Ce travail se caractérise par la création d’univers visuels puissants et une radicalité poétique au service de thématiques sociétales fortes et d’écritures singulières (Marius von Mayenburg, Copi), à la lisière du fantastique. Pour interroger les mutations profondes de notre monde et dégager de nouvelles perspectives, la compagnie convoque la figure du monstre dans de « drôles de dystopies ». Aux antipodes d’un théâtre classique.
Le rire du désespoir
Perdus au milieu de ce chaos, ces bouffons sont les produits d’une société injuste et violente, le reflet d’une humanité décadente. Dénonçant le cynisme des dominants, le Munstrum Théâtre utilise l’irrévérence comme langage esthétique à part entière. Si la naïveté de ces zigotos peut nous toucher, leur cruauté dérange. Moins beckettiens que jokers, ils n’ont rien de céleste.
Chacun sa zone ! Comment donc cohabiter dans les ruines quand la survie réveille les pires instincts ? Recherche désespérée d’eau, soif d’ordre, quête d’amour, les voilà à gérer des conflits de territoire. Seuls au monde, ils réduisent la solidarité à néant en singeant nos protocoles sociaux et en fomentant moult intrigues. Prendre le pouvoir, plutôt que reconstruire un autre monde sur de nouvelles bases, n’est-il pas le meilleur moyen d’en finir une fois pour toutes ? Peut-être…

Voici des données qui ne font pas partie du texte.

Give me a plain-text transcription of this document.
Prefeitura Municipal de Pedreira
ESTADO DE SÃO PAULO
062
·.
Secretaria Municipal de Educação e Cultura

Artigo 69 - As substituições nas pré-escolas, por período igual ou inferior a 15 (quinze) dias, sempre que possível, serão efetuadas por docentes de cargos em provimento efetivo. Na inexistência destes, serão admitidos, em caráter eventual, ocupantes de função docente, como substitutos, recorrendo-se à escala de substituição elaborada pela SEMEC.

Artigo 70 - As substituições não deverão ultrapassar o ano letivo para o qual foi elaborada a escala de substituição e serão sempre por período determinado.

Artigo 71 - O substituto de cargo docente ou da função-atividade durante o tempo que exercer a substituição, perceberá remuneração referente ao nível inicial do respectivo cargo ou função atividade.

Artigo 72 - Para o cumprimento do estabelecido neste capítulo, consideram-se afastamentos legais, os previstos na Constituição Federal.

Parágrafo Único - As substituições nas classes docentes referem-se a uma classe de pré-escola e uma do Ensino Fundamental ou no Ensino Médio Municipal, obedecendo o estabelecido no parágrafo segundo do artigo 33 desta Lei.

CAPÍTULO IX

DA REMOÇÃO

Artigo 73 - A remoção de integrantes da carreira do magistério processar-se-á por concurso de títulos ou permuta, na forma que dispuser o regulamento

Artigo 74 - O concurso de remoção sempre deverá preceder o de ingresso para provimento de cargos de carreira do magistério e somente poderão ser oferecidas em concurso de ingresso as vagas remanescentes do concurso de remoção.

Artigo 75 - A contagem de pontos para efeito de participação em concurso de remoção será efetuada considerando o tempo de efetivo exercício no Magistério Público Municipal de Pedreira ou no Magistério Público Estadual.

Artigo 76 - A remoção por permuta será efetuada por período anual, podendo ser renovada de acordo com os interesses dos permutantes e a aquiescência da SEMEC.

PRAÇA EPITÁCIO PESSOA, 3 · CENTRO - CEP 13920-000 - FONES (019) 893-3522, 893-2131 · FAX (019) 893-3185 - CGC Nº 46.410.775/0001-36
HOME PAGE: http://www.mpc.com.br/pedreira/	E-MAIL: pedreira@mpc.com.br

D’ailleurs, pour l’aspect plastique, on pense beaucoup à May B., de Maguy Marin. Le Munstrum Théâtre use de nombreuses références : l’obcène évoque Romeo Castellucci ou l’absurde les Monthy Python, entre autres. Mais il se distingue par une démarche originale. Ainsi, l’engagement physique est-il notable. Les acteurs sont vraiment épatants. Par leur présence, ils habitent le vaste espace. D’ailleurs, un conseil pour les allergiques à la poussière, prévoir de quoi se protéger, sinon « atchum » !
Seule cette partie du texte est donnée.